Zina blew into the phone. “You're pissing me off, Ali.”

“Terreblanche has disappeared from our records, but I'm sure he's still in yours.”

“What are you talking about?”

“Inkatha's records.”

“I don't give a fuck about Inkatha.”

“That wasn't always the case.”

“I've given up politics! All I do now is dance and put together stupid powders for idiots like you, or hadn't you noticed?”

Dead kisses were raining on the deserted terrace.

“I need you,” he said.

“Not as much as I do,
Ali
.”

He kept glancing toward the entrance, where Brian might appear at any moment. He didn't want to be seen talking to her.

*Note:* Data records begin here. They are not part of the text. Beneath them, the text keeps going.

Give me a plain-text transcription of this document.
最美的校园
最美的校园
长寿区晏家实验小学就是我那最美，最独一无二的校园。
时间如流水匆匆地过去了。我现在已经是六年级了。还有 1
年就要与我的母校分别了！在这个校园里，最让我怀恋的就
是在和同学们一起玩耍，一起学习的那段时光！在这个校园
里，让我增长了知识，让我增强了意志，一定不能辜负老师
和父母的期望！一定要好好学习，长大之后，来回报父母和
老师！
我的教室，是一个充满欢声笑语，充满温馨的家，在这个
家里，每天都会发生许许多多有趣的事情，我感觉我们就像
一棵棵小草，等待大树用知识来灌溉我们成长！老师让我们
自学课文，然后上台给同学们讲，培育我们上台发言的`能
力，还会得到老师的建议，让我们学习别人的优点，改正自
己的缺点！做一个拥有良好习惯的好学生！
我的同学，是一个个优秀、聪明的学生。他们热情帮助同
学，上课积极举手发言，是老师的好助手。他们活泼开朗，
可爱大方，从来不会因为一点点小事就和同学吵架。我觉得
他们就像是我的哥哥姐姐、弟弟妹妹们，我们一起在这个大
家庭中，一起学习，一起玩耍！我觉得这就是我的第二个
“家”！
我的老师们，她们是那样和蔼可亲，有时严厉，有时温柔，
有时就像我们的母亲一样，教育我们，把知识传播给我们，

“Terreblanche worked with Doctor Basson,” Neuman resumed in a low voice, “but never testified before the Truth and Reconciliation Commission. Someone's protecting him. His name has virtually disappeared from our records. Inkatha must surely have kept a file on him, with information we don't have access to.”

“I don't belong to Inkatha anymore,” Zina said.

“But you still have contacts. One of your musicians is the brother of Joe Ntsabula, who's close to Chief Buthelezi, and Joe is an old friend of yours, isn't he?”

She said nothing.

“Terreblanche has a base somewhere,” he insisted. “Either abroad, or here in South Africa.”

“Is that all you could find to trap me?”

“You said the word ‘trap,' not me. It's Terreblanche's skin I want, not yours.”

“Really?”

He sensed her hesitation. “This'll be strictly between the two of us,” he assured her.

She brooded at the other end of the phone. The stage manager was making panic-stricken signs in the doorway of the dressing room—it was time.